The Vatican on Thursday (Sept. 13) issued the “firmest possible condemnation” for the mob attacks that led to the death of the U.S. ambassador in Libya, one day after seeming to blame people who intentionally provoked Muslims.
The Vatican’s chief spokesman, the Rev. Federico Lombardi, said that nothing can “justify the activity of terrorist organizations and homicidal violence.”
His words struck a different tone from the Vatican’s initial reaction on Wednesday, when Lombardi warned against the “tragic results” of “unjustified offense and provocations” against Muslim sensitivities.
“Along with our sadness, mourning and prayers for the victims, we again express the hope that, despite this latest tragedy, the international community may discover the most favorable ways to continue its commitment in favor of peace in Libya and the entire Middle East,” Lombardi said on Thursday.
Lombardi’s first statement on the attacks had been criticized as “outrageous” by conservative Catholic commentator Phil Lawler. “The first order of business, for civilized people, is a clear, unequivocal, and absolute condemnation of the killings,” he wrote on the Catholic Culture website.

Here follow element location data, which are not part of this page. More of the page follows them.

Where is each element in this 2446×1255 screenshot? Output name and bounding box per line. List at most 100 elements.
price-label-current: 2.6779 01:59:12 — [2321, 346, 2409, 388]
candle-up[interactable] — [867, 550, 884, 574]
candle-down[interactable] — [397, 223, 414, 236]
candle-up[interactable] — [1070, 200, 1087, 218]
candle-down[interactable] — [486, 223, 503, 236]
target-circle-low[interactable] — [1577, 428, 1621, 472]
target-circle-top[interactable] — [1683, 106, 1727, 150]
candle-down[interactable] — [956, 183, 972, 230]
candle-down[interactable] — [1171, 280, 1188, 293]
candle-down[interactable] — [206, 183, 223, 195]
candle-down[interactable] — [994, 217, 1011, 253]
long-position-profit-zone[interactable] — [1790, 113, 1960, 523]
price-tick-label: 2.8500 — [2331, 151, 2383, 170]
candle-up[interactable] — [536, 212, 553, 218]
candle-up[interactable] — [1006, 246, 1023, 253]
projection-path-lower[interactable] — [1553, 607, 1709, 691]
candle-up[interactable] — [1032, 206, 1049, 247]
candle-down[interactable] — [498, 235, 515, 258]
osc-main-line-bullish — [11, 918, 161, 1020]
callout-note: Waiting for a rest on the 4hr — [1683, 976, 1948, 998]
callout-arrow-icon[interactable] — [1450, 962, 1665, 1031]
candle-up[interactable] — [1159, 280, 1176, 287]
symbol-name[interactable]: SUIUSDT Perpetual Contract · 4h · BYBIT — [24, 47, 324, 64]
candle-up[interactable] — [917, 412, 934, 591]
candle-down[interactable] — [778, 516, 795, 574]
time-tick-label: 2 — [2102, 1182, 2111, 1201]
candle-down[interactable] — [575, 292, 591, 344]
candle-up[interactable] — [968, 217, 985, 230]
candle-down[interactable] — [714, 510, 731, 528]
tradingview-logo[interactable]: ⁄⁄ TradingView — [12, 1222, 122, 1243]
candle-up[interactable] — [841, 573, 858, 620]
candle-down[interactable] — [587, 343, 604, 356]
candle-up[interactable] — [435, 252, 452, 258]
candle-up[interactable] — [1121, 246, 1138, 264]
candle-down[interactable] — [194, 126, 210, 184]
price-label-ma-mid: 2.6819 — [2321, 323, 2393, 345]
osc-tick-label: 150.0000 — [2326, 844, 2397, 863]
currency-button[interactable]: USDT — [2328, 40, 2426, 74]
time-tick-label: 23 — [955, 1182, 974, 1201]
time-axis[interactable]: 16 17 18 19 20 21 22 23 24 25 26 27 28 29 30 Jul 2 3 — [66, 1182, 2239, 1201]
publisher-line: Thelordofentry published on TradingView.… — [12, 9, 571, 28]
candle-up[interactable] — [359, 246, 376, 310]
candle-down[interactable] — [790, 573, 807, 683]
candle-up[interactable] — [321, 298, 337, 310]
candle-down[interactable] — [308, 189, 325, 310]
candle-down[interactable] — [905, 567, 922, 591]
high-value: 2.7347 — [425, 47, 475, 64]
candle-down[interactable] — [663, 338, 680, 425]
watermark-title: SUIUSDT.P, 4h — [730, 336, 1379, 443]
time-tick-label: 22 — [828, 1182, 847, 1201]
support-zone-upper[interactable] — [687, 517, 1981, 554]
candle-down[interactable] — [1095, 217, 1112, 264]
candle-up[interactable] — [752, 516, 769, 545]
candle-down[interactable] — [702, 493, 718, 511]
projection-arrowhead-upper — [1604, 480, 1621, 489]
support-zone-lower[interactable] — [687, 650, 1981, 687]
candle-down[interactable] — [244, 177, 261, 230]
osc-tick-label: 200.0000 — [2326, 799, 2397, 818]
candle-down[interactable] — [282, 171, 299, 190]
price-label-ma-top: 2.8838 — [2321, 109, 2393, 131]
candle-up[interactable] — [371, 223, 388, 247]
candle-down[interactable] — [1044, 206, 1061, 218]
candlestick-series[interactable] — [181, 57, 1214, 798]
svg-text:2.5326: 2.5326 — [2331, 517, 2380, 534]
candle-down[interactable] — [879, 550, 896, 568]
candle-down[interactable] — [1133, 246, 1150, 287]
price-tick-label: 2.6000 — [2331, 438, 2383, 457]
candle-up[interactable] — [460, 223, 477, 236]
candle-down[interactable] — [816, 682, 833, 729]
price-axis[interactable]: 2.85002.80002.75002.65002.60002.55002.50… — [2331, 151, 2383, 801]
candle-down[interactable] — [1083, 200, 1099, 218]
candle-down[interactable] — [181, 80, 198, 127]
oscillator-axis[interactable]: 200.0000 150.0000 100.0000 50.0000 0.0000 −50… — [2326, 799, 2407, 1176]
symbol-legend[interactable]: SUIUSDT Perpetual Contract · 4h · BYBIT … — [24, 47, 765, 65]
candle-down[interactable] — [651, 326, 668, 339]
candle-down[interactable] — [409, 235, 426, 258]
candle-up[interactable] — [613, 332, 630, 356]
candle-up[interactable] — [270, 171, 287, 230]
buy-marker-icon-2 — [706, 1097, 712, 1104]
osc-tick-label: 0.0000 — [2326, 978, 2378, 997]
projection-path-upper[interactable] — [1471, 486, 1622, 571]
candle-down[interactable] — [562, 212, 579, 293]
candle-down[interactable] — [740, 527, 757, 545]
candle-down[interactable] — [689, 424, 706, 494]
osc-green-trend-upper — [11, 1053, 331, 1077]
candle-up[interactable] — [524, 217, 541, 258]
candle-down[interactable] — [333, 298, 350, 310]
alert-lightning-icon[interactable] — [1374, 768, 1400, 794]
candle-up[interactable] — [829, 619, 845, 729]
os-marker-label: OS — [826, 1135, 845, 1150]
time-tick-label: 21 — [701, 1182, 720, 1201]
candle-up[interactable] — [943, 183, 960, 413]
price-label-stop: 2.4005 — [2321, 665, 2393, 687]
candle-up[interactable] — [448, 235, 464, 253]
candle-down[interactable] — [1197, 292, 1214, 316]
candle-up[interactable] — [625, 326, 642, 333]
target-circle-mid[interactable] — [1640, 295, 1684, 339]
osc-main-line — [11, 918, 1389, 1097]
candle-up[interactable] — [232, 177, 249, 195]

Muslim protests across the Middle East, allegedly sparked by an anti-Islam film produced in the U.S., threaten to overshadow Pope Benedict XVI’s delicate visit to Lebanon, which is due to start on Friday.
In an interview with the French newspaper Le Figaro, the Vatican secretary of state, Cardinal Tarcisio Bertone, stressed that Benedict is coming as a “messenger of peace.” The region’s “growing tensions,” he added, have “strengthened” his desire to travel there to “promote peace and express solidarity.”